Les aidants et leurs proches éprouvent souvent un sentiment de perte et de tristesse après un AVC. Il est important de savoir qu’il est normal de pleurer la perte associée aux changements d’humeur, de caractère et de capacités de votre proche.

S’occuper de son proche victime d’un AVC

Accompagner au quotidien une perte âgée en perte d’autonomie peut être stressant et épuisant. A fortiori, lorsque le proche a changé d’humeur et de caractère, après un AVC. Il est souvent difficile de ne pas comparer la personne à ce qu’elle était autrefois. Qui ne souhaite pas retrouver la complicité et la relation d’autrefois ?

Les stratégies pour surmonter les difficultés liées aux changements de la personne victime d’un AVC dépendent bien sûr de son comportement spécifique. Il est néanmoins bénéfique pour la plupart des aidants de recevoir un soutien de leur famille et de groupes de paroles d’autres aidants confrontés à des situations similaires.

En rencontrant des personnes qui vivent la même expérience, vous pouvez échanger vos impressions et apprendre du vécu des autres. Même si chacun est différent, vous comprenez que vous n’êtes pas seul.

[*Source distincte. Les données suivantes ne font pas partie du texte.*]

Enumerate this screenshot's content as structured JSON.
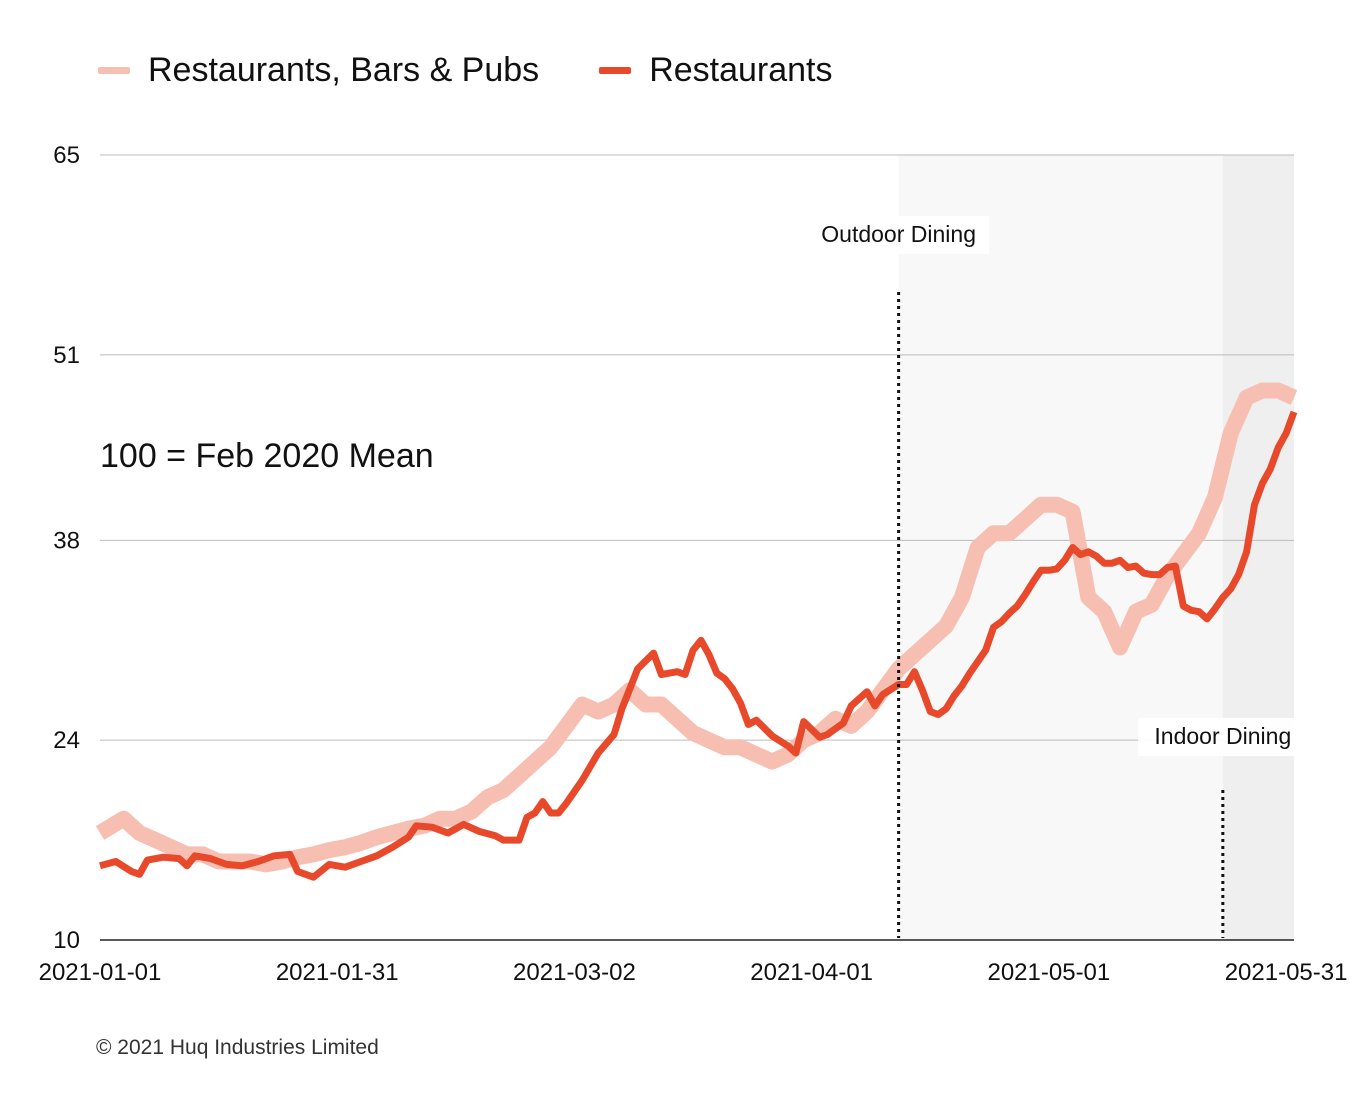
{
  "legend": {
    "items": [
      {
        "label": "Restaurants, Bars & Pubs",
        "color": "#f7bfb1"
      },
      {
        "label": "Restaurants",
        "color": "#e8492a"
      }
    ]
  },
  "annotation": "100 = Feb 2020 Mean",
  "copyright": "© 2021 Huq Industries Limited",
  "chart_data": {
    "type": "line",
    "title": "",
    "xlabel": "",
    "ylabel": "",
    "x_start": "2021-01-01",
    "x_end": "2021-06-01",
    "xticks": [
      "2021-01-01",
      "2021-01-31",
      "2021-03-02",
      "2021-04-01",
      "2021-05-01",
      "2021-05-31"
    ],
    "yticks": [
      "10",
      "24",
      "38",
      "51",
      "65"
    ],
    "ylim": [
      10,
      65
    ],
    "grid": true,
    "legend_position": "top-left",
    "events": [
      {
        "label": "Outdoor Dining",
        "start": "2021-04-12",
        "end": "2021-05-23"
      },
      {
        "label": "Indoor Dining",
        "start": "2021-05-23",
        "end": "2021-06-01"
      }
    ],
    "series": [
      {
        "name": "Restaurants, Bars & Pubs",
        "color": "#f7bfb1",
        "points": [
          [
            "2021-01-01",
            17.5
          ],
          [
            "2021-01-04",
            18.5
          ],
          [
            "2021-01-06",
            17.5
          ],
          [
            "2021-01-08",
            17.0
          ],
          [
            "2021-01-10",
            16.5
          ],
          [
            "2021-01-12",
            16.0
          ],
          [
            "2021-01-14",
            16.0
          ],
          [
            "2021-01-16",
            15.5
          ],
          [
            "2021-01-18",
            15.5
          ],
          [
            "2021-01-20",
            15.5
          ],
          [
            "2021-01-22",
            15.3
          ],
          [
            "2021-01-24",
            15.5
          ],
          [
            "2021-01-26",
            15.8
          ],
          [
            "2021-01-28",
            16.0
          ],
          [
            "2021-01-30",
            16.3
          ],
          [
            "2021-02-01",
            16.5
          ],
          [
            "2021-02-03",
            16.8
          ],
          [
            "2021-02-05",
            17.2
          ],
          [
            "2021-02-07",
            17.5
          ],
          [
            "2021-02-09",
            17.8
          ],
          [
            "2021-02-11",
            18.0
          ],
          [
            "2021-02-13",
            18.5
          ],
          [
            "2021-02-15",
            18.5
          ],
          [
            "2021-02-17",
            19.0
          ],
          [
            "2021-02-19",
            20.0
          ],
          [
            "2021-02-21",
            20.5
          ],
          [
            "2021-02-23",
            21.5
          ],
          [
            "2021-02-25",
            22.5
          ],
          [
            "2021-02-27",
            23.5
          ],
          [
            "2021-03-01",
            25.0
          ],
          [
            "2021-03-03",
            26.5
          ],
          [
            "2021-03-05",
            26.0
          ],
          [
            "2021-03-07",
            26.5
          ],
          [
            "2021-03-09",
            27.5
          ],
          [
            "2021-03-11",
            26.5
          ],
          [
            "2021-03-13",
            26.5
          ],
          [
            "2021-03-15",
            25.5
          ],
          [
            "2021-03-17",
            24.5
          ],
          [
            "2021-03-19",
            24.0
          ],
          [
            "2021-03-21",
            23.5
          ],
          [
            "2021-03-23",
            23.5
          ],
          [
            "2021-03-25",
            23.0
          ],
          [
            "2021-03-27",
            22.5
          ],
          [
            "2021-03-29",
            23.0
          ],
          [
            "2021-03-31",
            24.0
          ],
          [
            "2021-04-02",
            24.5
          ],
          [
            "2021-04-04",
            25.5
          ],
          [
            "2021-04-06",
            25.0
          ],
          [
            "2021-04-08",
            26.0
          ],
          [
            "2021-04-10",
            27.5
          ],
          [
            "2021-04-12",
            29.0
          ],
          [
            "2021-04-14",
            30.0
          ],
          [
            "2021-04-16",
            31.0
          ],
          [
            "2021-04-18",
            32.0
          ],
          [
            "2021-04-20",
            34.0
          ],
          [
            "2021-04-22",
            37.5
          ],
          [
            "2021-04-24",
            38.5
          ],
          [
            "2021-04-26",
            38.5
          ],
          [
            "2021-04-28",
            39.5
          ],
          [
            "2021-04-30",
            40.5
          ],
          [
            "2021-05-02",
            40.5
          ],
          [
            "2021-05-04",
            40.0
          ],
          [
            "2021-05-06",
            34.0
          ],
          [
            "2021-05-08",
            33.0
          ],
          [
            "2021-05-10",
            30.5
          ],
          [
            "2021-05-12",
            33.0
          ],
          [
            "2021-05-14",
            33.5
          ],
          [
            "2021-05-16",
            35.5
          ],
          [
            "2021-05-18",
            37.0
          ],
          [
            "2021-05-20",
            38.5
          ],
          [
            "2021-05-22",
            41.0
          ],
          [
            "2021-05-24",
            45.5
          ],
          [
            "2021-05-26",
            48.0
          ],
          [
            "2021-05-28",
            48.5
          ],
          [
            "2021-05-30",
            48.5
          ],
          [
            "2021-06-01",
            48.0
          ]
        ]
      },
      {
        "name": "Restaurants",
        "color": "#e8492a",
        "points": [
          [
            "2021-01-01",
            15.2
          ],
          [
            "2021-01-03",
            15.5
          ],
          [
            "2021-01-05",
            14.8
          ],
          [
            "2021-01-06",
            14.6
          ],
          [
            "2021-01-07",
            15.6
          ],
          [
            "2021-01-09",
            15.8
          ],
          [
            "2021-01-11",
            15.7
          ],
          [
            "2021-01-12",
            15.2
          ],
          [
            "2021-01-13",
            15.9
          ],
          [
            "2021-01-15",
            15.7
          ],
          [
            "2021-01-17",
            15.3
          ],
          [
            "2021-01-19",
            15.2
          ],
          [
            "2021-01-21",
            15.5
          ],
          [
            "2021-01-23",
            15.9
          ],
          [
            "2021-01-25",
            16.0
          ],
          [
            "2021-01-26",
            14.8
          ],
          [
            "2021-01-28",
            14.4
          ],
          [
            "2021-01-30",
            15.3
          ],
          [
            "2021-02-01",
            15.1
          ],
          [
            "2021-02-03",
            15.5
          ],
          [
            "2021-02-05",
            15.9
          ],
          [
            "2021-02-07",
            16.5
          ],
          [
            "2021-02-09",
            17.2
          ],
          [
            "2021-02-10",
            18.0
          ],
          [
            "2021-02-12",
            17.9
          ],
          [
            "2021-02-14",
            17.5
          ],
          [
            "2021-02-16",
            18.1
          ],
          [
            "2021-02-18",
            17.6
          ],
          [
            "2021-02-20",
            17.3
          ],
          [
            "2021-02-21",
            17.0
          ],
          [
            "2021-02-23",
            17.0
          ],
          [
            "2021-02-24",
            18.6
          ],
          [
            "2021-02-25",
            18.9
          ],
          [
            "2021-02-26",
            19.7
          ],
          [
            "2021-02-27",
            18.9
          ],
          [
            "2021-02-28",
            18.9
          ],
          [
            "2021-03-01",
            19.6
          ],
          [
            "2021-03-03",
            21.2
          ],
          [
            "2021-03-05",
            23.1
          ],
          [
            "2021-03-07",
            24.4
          ],
          [
            "2021-03-08",
            26.2
          ],
          [
            "2021-03-09",
            27.6
          ],
          [
            "2021-03-10",
            29.0
          ],
          [
            "2021-03-12",
            30.1
          ],
          [
            "2021-03-13",
            28.6
          ],
          [
            "2021-03-15",
            28.8
          ],
          [
            "2021-03-16",
            28.6
          ],
          [
            "2021-03-17",
            30.3
          ],
          [
            "2021-03-18",
            31.0
          ],
          [
            "2021-03-19",
            30.0
          ],
          [
            "2021-03-20",
            28.7
          ],
          [
            "2021-03-21",
            28.3
          ],
          [
            "2021-03-22",
            27.6
          ],
          [
            "2021-03-23",
            26.6
          ],
          [
            "2021-03-24",
            25.1
          ],
          [
            "2021-03-25",
            25.4
          ],
          [
            "2021-03-27",
            24.3
          ],
          [
            "2021-03-29",
            23.6
          ],
          [
            "2021-03-30",
            23.1
          ],
          [
            "2021-03-31",
            25.3
          ],
          [
            "2021-04-02",
            24.2
          ],
          [
            "2021-04-03",
            24.4
          ],
          [
            "2021-04-05",
            25.2
          ],
          [
            "2021-04-06",
            26.4
          ],
          [
            "2021-04-08",
            27.4
          ],
          [
            "2021-04-09",
            26.4
          ],
          [
            "2021-04-10",
            27.2
          ],
          [
            "2021-04-12",
            27.9
          ],
          [
            "2021-04-13",
            27.9
          ],
          [
            "2021-04-14",
            28.8
          ],
          [
            "2021-04-15",
            27.5
          ],
          [
            "2021-04-16",
            26.0
          ],
          [
            "2021-04-17",
            25.8
          ],
          [
            "2021-04-18",
            26.2
          ],
          [
            "2021-04-19",
            27.1
          ],
          [
            "2021-04-20",
            27.8
          ],
          [
            "2021-04-21",
            28.7
          ],
          [
            "2021-04-23",
            30.3
          ],
          [
            "2021-04-24",
            31.9
          ],
          [
            "2021-04-25",
            32.3
          ],
          [
            "2021-04-26",
            32.9
          ],
          [
            "2021-04-27",
            33.4
          ],
          [
            "2021-04-28",
            34.2
          ],
          [
            "2021-04-29",
            35.1
          ],
          [
            "2021-04-30",
            35.9
          ],
          [
            "2021-05-01",
            35.9
          ],
          [
            "2021-05-02",
            36.0
          ],
          [
            "2021-05-03",
            36.6
          ],
          [
            "2021-05-04",
            37.5
          ],
          [
            "2021-05-05",
            37.0
          ],
          [
            "2021-05-06",
            37.2
          ],
          [
            "2021-05-07",
            36.9
          ],
          [
            "2021-05-08",
            36.4
          ],
          [
            "2021-05-09",
            36.4
          ],
          [
            "2021-05-10",
            36.6
          ],
          [
            "2021-05-11",
            36.1
          ],
          [
            "2021-05-12",
            36.2
          ],
          [
            "2021-05-13",
            35.7
          ],
          [
            "2021-05-14",
            35.6
          ],
          [
            "2021-05-15",
            35.6
          ],
          [
            "2021-05-16",
            36.1
          ],
          [
            "2021-05-17",
            36.2
          ],
          [
            "2021-05-18",
            33.4
          ],
          [
            "2021-05-19",
            33.1
          ],
          [
            "2021-05-20",
            33.0
          ],
          [
            "2021-05-21",
            32.5
          ],
          [
            "2021-05-22",
            33.2
          ],
          [
            "2021-05-23",
            34.0
          ],
          [
            "2021-05-24",
            34.6
          ],
          [
            "2021-05-25",
            35.6
          ],
          [
            "2021-05-26",
            37.2
          ],
          [
            "2021-05-27",
            40.5
          ],
          [
            "2021-05-28",
            42.0
          ],
          [
            "2021-05-29",
            43.0
          ],
          [
            "2021-05-30",
            44.5
          ],
          [
            "2021-05-31",
            45.5
          ],
          [
            "2021-06-01",
            47.0
          ]
        ]
      }
    ]
  }
}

Les troubles du comportement de votre proche peuvent être gérés de plusieurs façons :

  • Vous pouvez par exemple encourager un proche apathique à participer à des activités avec vous.
  • Quelqu’un qui manque d’empathie a besoin d’un feed-back sur son comportement, pour comprendre ce que vous éprouvez. Le remercier lorsqu’il réagit d’une manière appropriée peut aussi aider.
  • L’agressivité est souvent plus difficile à surmonter. Il est important de veiller à la sécurité physique de la personne victime d’un AVC et l’aidant. En cas de danger, vous devez demander une aide psychologique ou médicale rapidement. Vous pouvez également vous inspirer de nos conseils pour surmonter les crises d’agressivité d’une personne atteinte de la maladie d’Alzheimer. La plupart des stratégies sont les mêmes.

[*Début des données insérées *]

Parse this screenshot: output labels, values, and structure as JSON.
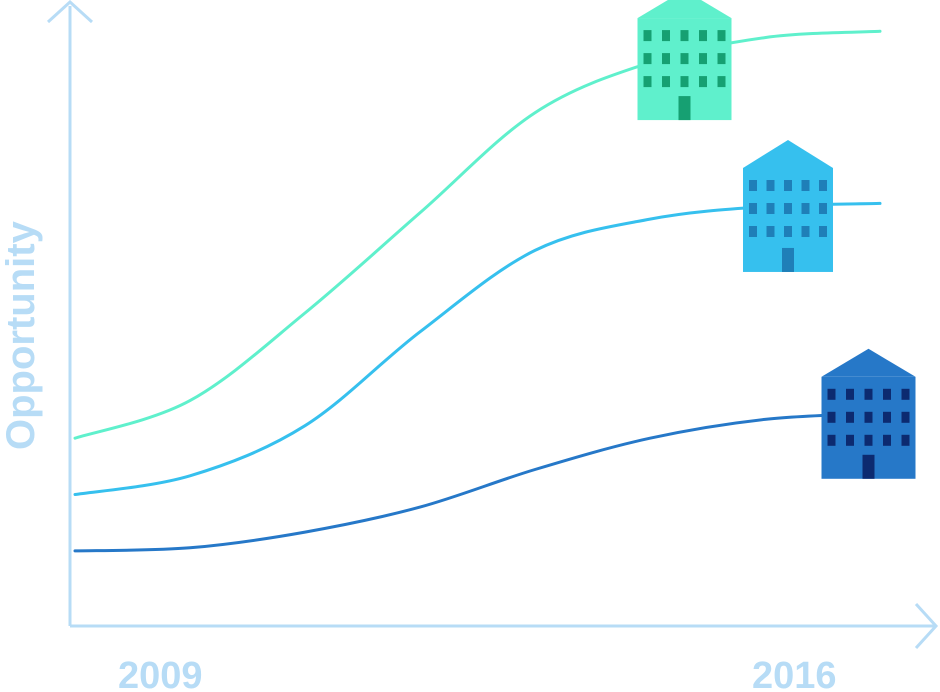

S’occuper d’une personne dont le caractère a changé après un AVC peut être particulièrement éprouvant. Parfois, les troubles du comportement s’amendent avec le temps ou peuvent être soulagés à l’aide d’un traitement médicamenteux (notamment avec des inhibiteurs de recapture de la sérotonine). Parlez-en avec le médecin traitant de votre proche si la situation est trop difficile à vivre.